Greffe de transfert et objet transitionnel.
 
Par ses « greffes transférentielles », qui ressemblent en fait à des propositions d’objets transitionnels[7], Pankow fait donc de l’invention transférentielle, c’est à dire propose une nouvelle réponse, active, à la fois formelle et imaginaire au symptôme que propose l’autre. Voilà qui est très proche des techniques de squiggle de Winnicot. Dans les deux cas, patients et thérapeutes s’activent de concert autour de la création de dessins ou de modelages, sorte de mises en scène des corps symboliques, en même temps que se réinventent mots et pensées, et que se reconstitue ainsi l’histoire, le corps et les signifiants...
 
Spinoza[8], nous avait depuis longtemps appris, dans une formulation à consonance quantique avant l’heure, l’absence de différence entre corps et esprit, ce qui indique bien combien celui-là est l’autre face de la pensée. L'esprit et le corps sont une seule et même chose, qui est conçue tantôt sous l'attribut de la pensée, tantôt sous l'attribut de l'étendue.
 
Corps passif, corps actif.
 
 Mais selon que le corps est passif ou acteur, l’image, ici celle renvoyée par l’autre à travers ses mots, est dès lors plus ou moins étrangère à l’être. L’esprit est l’idée d’un corps en acte, écrit plus loin Spinoza dans sa 13°proposition. 

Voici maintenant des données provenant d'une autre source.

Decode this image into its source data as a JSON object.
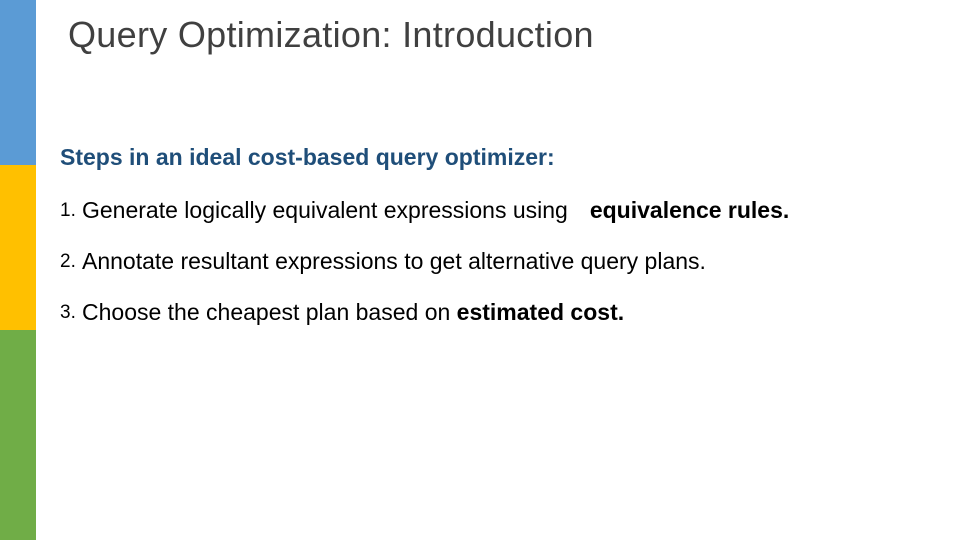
{
  "stripes": {
    "blue": "#5b9bd5",
    "yellow": "#ffc000",
    "green": "#70ad47"
  },
  "title": "Query Optimization: Introduction",
  "subheading": "Steps in an ideal cost-based query optimizer:",
  "items": [
    {
      "num": "1.",
      "pre": "Generate logically equivalent expressions using",
      "bold": "equivalence rules."
    },
    {
      "num": "2.",
      "pre": "Annotate resultant expressions to get alternative query plans."
    },
    {
      "num": "3.",
      "pre": "Choose the cheapest plan based on ",
      "bold_inline": "estimated cost."
    }
  ],
  "text_colors": {
    "title": "#404040",
    "subheading": "#1f4e79",
    "body": "#000000"
  },
  "font_sizes": {
    "title": 36,
    "subheading": 23,
    "body": 23,
    "number": 19
  }
}
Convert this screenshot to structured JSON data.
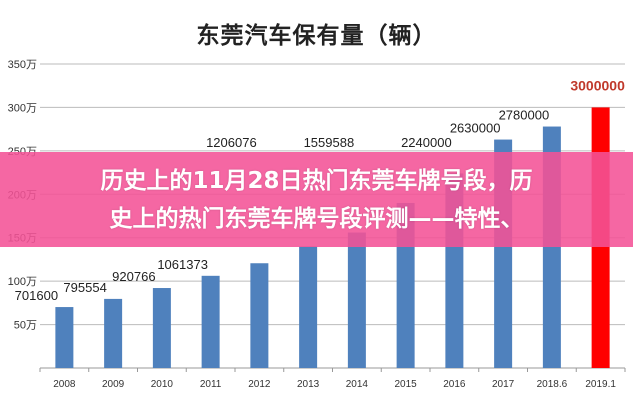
{
  "overlay": {
    "line1": "历史上的11月28日热门东莞车牌号段，历",
    "line2": "史上的热门东莞车牌号段评测——特性、"
  },
  "chart_data": {
    "type": "bar",
    "title": "东莞汽车保有量（辆）",
    "categories": [
      "2008",
      "2009",
      "2010",
      "2011",
      "2012",
      "2013",
      "2014",
      "2015",
      "2016",
      "2017",
      "2018.6",
      "2019.1"
    ],
    "values": [
      701600,
      795554,
      920766,
      1061373,
      1206076,
      1400000,
      1559588,
      1900000,
      2240000,
      2630000,
      2780000,
      3000000
    ],
    "data_labels": [
      "701600",
      "795554",
      "920766",
      "1061373",
      "1206076",
      "",
      "1559588",
      "",
      "2240000",
      "2630000",
      "2780000",
      "3000000"
    ],
    "yticks": [
      {
        "value": 500000,
        "label": "50万"
      },
      {
        "value": 1000000,
        "label": "100万"
      },
      {
        "value": 1500000,
        "label": "150万"
      },
      {
        "value": 2000000,
        "label": "200万"
      },
      {
        "value": 2500000,
        "label": "250万"
      },
      {
        "value": 3000000,
        "label": "300万"
      },
      {
        "value": 3500000,
        "label": "350万"
      }
    ],
    "ylim": [
      0,
      3500000
    ],
    "grid": true,
    "colors": {
      "bar": "#4f81bd",
      "highlight": "#ff0000",
      "highlight_label": "#c0392b"
    },
    "highlight_index": 11
  }
}
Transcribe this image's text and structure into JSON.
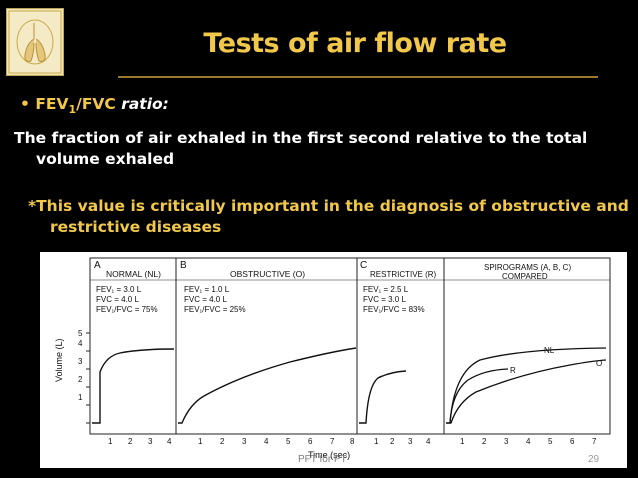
{
  "slide": {
    "title": "Tests of air flow rate",
    "bullet_marker": "•",
    "bullet_label": "FEV1/FVC",
    "bullet_label_main": "FEV",
    "bullet_label_sub": "1",
    "bullet_label_rest": "/FVC",
    "bullet_rest": "ratio:",
    "paragraph_line1": "The fraction of air exhaled in the first second relative to the total",
    "paragraph_line2": "volume exhaled",
    "note_line1": "*This value is critically important in the diagnosis of obstructive and",
    "note_line2": "restrictive diseases",
    "footer": "PFT for PT",
    "page_number": "29"
  },
  "figure": {
    "y_axis_label": "Volume (L)",
    "x_axis_label": "Time (sec)",
    "y_ticks": [
      "1",
      "2",
      "3",
      "4",
      "5"
    ],
    "panels": [
      {
        "letter": "A",
        "title": "NORMAL (NL)",
        "lines": [
          "FEV₁ = 3.0 L",
          "FVC = 4.0 L",
          "FEV₁/FVC = 75%"
        ],
        "x_ticks": [
          "1",
          "2",
          "3",
          "4"
        ]
      },
      {
        "letter": "B",
        "title": "OBSTRUCTIVE (O)",
        "lines": [
          "FEV₁ = 1.0 L",
          "FVC = 4.0 L",
          "FEV₁/FVC = 25%"
        ],
        "x_ticks": [
          "1",
          "2",
          "3",
          "4",
          "5",
          "6",
          "7",
          "8"
        ]
      },
      {
        "letter": "C",
        "title": "RESTRICTIVE (R)",
        "lines": [
          "FEV₁ = 2.5 L",
          "FVC = 3.0 L",
          "FEV₁/FVC = 83%"
        ],
        "x_ticks": [
          "1",
          "2",
          "3",
          "4"
        ]
      },
      {
        "letter": "",
        "title": "SPIROGRAMS (A, B, C)",
        "title2": "COMPARED",
        "lines": [],
        "x_ticks": [
          "1",
          "2",
          "3",
          "4",
          "5",
          "6",
          "7"
        ]
      }
    ],
    "curve_labels": {
      "nl": "NL",
      "r": "R",
      "o": "O"
    }
  }
}
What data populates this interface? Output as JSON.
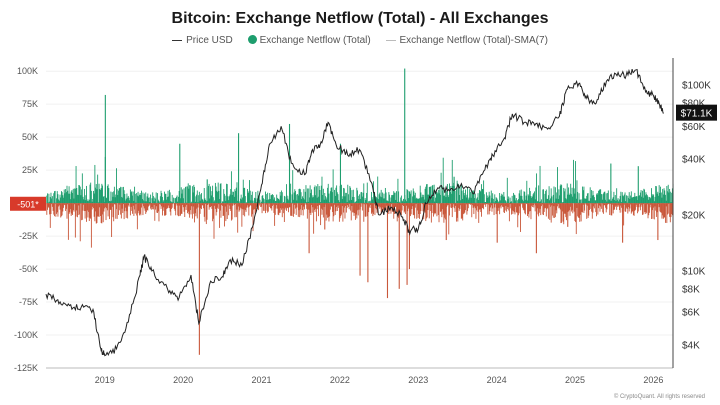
{
  "chart_data": {
    "type": "bar+line",
    "title": "Bitcoin: Exchange Netflow (Total) - All Exchanges",
    "legend": [
      {
        "label": "Price USD",
        "marker": "line",
        "color": "#333333"
      },
      {
        "label": "Exchange Netflow (Total)",
        "marker": "dot",
        "color": "#1e9e6e"
      },
      {
        "label": "Exchange Netflow (Total)-SMA(7)",
        "marker": "line",
        "color": "#bbbbbb"
      }
    ],
    "x_range": [
      2018.25,
      2026.25
    ],
    "x_ticks": [
      "2019",
      "2020",
      "2021",
      "2022",
      "2023",
      "2024",
      "2025",
      "2026"
    ],
    "left_axis": {
      "ylim": [
        -125000,
        110000
      ],
      "ticks": [
        {
          "value": 100000,
          "label": "100K"
        },
        {
          "value": 75000,
          "label": "75K"
        },
        {
          "value": 50000,
          "label": "50K"
        },
        {
          "value": 25000,
          "label": "25K"
        },
        {
          "value": -25000,
          "label": "-25K"
        },
        {
          "value": -50000,
          "label": "-50K"
        },
        {
          "value": -75000,
          "label": "-75K"
        },
        {
          "value": -100000,
          "label": "-100K"
        },
        {
          "value": -125000,
          "label": "-125K"
        }
      ]
    },
    "right_axis": {
      "scale": "log",
      "ylim": [
        3000,
        140000
      ],
      "ticks": [
        {
          "value": 100000,
          "label": "$100K"
        },
        {
          "value": 80000,
          "label": "$80K"
        },
        {
          "value": 60000,
          "label": "$60K"
        },
        {
          "value": 40000,
          "label": "$40K"
        },
        {
          "value": 20000,
          "label": "$20K"
        },
        {
          "value": 10000,
          "label": "$10K"
        },
        {
          "value": 8000,
          "label": "$8K"
        },
        {
          "value": 6000,
          "label": "$6K"
        },
        {
          "value": 4000,
          "label": "$4K"
        }
      ]
    },
    "current_netflow": {
      "value": -501,
      "label": "-501*"
    },
    "current_price": {
      "value": 71100,
      "label": "$71.1K"
    },
    "price_series": {
      "name": "Price USD",
      "points": [
        [
          2018.25,
          7500
        ],
        [
          2018.4,
          7000
        ],
        [
          2018.55,
          6500
        ],
        [
          2018.7,
          6400
        ],
        [
          2018.85,
          6200
        ],
        [
          2018.95,
          3800
        ],
        [
          2019.0,
          3500
        ],
        [
          2019.15,
          3800
        ],
        [
          2019.3,
          5300
        ],
        [
          2019.45,
          9500
        ],
        [
          2019.5,
          12000
        ],
        [
          2019.6,
          10000
        ],
        [
          2019.8,
          8000
        ],
        [
          2019.95,
          7200
        ],
        [
          2020.1,
          9500
        ],
        [
          2020.2,
          5200
        ],
        [
          2020.35,
          8800
        ],
        [
          2020.5,
          9300
        ],
        [
          2020.6,
          11500
        ],
        [
          2020.75,
          10700
        ],
        [
          2020.9,
          18000
        ],
        [
          2021.0,
          29000
        ],
        [
          2021.1,
          48000
        ],
        [
          2021.25,
          60000
        ],
        [
          2021.38,
          38000
        ],
        [
          2021.55,
          33000
        ],
        [
          2021.65,
          45000
        ],
        [
          2021.75,
          48000
        ],
        [
          2021.85,
          63000
        ],
        [
          2021.95,
          48000
        ],
        [
          2022.1,
          42000
        ],
        [
          2022.25,
          45000
        ],
        [
          2022.4,
          30000
        ],
        [
          2022.5,
          20000
        ],
        [
          2022.65,
          22000
        ],
        [
          2022.8,
          19500
        ],
        [
          2022.88,
          16500
        ],
        [
          2023.0,
          16800
        ],
        [
          2023.1,
          23000
        ],
        [
          2023.25,
          28000
        ],
        [
          2023.4,
          27000
        ],
        [
          2023.55,
          29500
        ],
        [
          2023.7,
          26000
        ],
        [
          2023.85,
          35000
        ],
        [
          2023.95,
          42000
        ],
        [
          2024.1,
          52000
        ],
        [
          2024.2,
          70000
        ],
        [
          2024.35,
          63000
        ],
        [
          2024.5,
          62000
        ],
        [
          2024.65,
          58000
        ],
        [
          2024.8,
          68000
        ],
        [
          2024.9,
          95000
        ],
        [
          2025.05,
          102000
        ],
        [
          2025.15,
          85000
        ],
        [
          2025.27,
          80000
        ],
        [
          2025.4,
          105000
        ],
        [
          2025.55,
          117000
        ],
        [
          2025.65,
          112000
        ],
        [
          2025.78,
          121000
        ],
        [
          2025.9,
          92000
        ],
        [
          2026.0,
          88000
        ],
        [
          2026.08,
          78000
        ],
        [
          2026.13,
          71100
        ]
      ]
    },
    "netflow_highlights": [
      [
        2019.0,
        82000
      ],
      [
        2019.0,
        35000
      ],
      [
        2019.95,
        45000
      ],
      [
        2020.2,
        -115000
      ],
      [
        2020.3,
        18000
      ],
      [
        2020.7,
        53000
      ],
      [
        2021.35,
        60000
      ],
      [
        2021.6,
        -38000
      ],
      [
        2021.8,
        -20000
      ],
      [
        2022.0,
        45000
      ],
      [
        2022.25,
        -55000
      ],
      [
        2022.35,
        -60000
      ],
      [
        2022.6,
        -72000
      ],
      [
        2022.75,
        -65000
      ],
      [
        2022.82,
        102000
      ],
      [
        2022.85,
        -62000
      ],
      [
        2022.88,
        -50000
      ],
      [
        2023.35,
        -28000
      ],
      [
        2023.45,
        20000
      ],
      [
        2024.0,
        -30000
      ],
      [
        2024.5,
        -38000
      ],
      [
        2024.9,
        -18000
      ],
      [
        2025.45,
        30000
      ],
      [
        2025.6,
        -30000
      ],
      [
        2025.8,
        28000
      ],
      [
        2026.05,
        -28000
      ]
    ],
    "source_note": "© CryptoQuant. All rights reserved"
  }
}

À défaut de cette action volontaire inscrite dans les interactions avec les autres, le corps peut être beaucoup trop extérieur à la pensée et réciproquement !
À l’extrême, des parties du corps deviennent étrangères à la symbolisation, ce qui signe ce que Lacan appelait l’épinglage du signifiant, ce qui est à mon avis une définition elle-même de nature psychotique de l’accroche symbolique, ici à la fois violente et de simple superposition. Aucune résonance corporelle profonde n’est présente dans cette conception. Ce n’est pas pour rien qu’il appelait F. Dolto « la tripière », justement, elle qui parvenait à avancer dans cette clinique, avec les limites que nous verrons plus loin, au contraire de lui. 
Pankow, d’ailleurs, bien qu’en contrôle elle-même avec Lacan, s’opposa à ces conceptions[9] :
Paradoxalement, est-ce J. Lacan, dont elle sera l’adversaire, qui laisse le plus de traces dans la pensée de G. Pankow ? Le séminaire, qui se tient à Sainte-Anne, est un lieu de rencontres et de discussions animées. Lacan, dont la thèse sur le délire d’« Aimée » a eu une certaine notoriété, est nourri de philosophie allemande, et est fasciné par Hegel et surtout Heidegger, qu’il reçoit chez lui en 1955. L’accent qu’il met sur le langage se retrouve dans l’œuvre de G. Pankow, mais elle condamne la « pèche aux signifiants » dans la cure des psychotiques : s’il y a entre G. Pankow et J. Lacan une certaine communauté quant aux sources, une divergence fondamentale les oppose quant à la conception des rapports signifiant/signifié, Gisela refusant les soi-disant pouvoirs d’un signifiant, arbitrairement coupé des origines et de la fonction du signe.
 
Alors, cette étrangeté de certains traits psychotiques, où des parties du corps ne sont plus reconnues comme faisant partie du sujet, avec l’angoisse qui s’y relie, si Spinoza nous indique indirectement que c’est lié à un défaut d’actes volontaire reliant les affects du corps au développement de la pensée, Pankow le suit (peut-être sans le savoir…) en liant le signifiant aux signes, plus proches des actions du corps et de ses affects, par sa technique active de greffe de transfert.[10]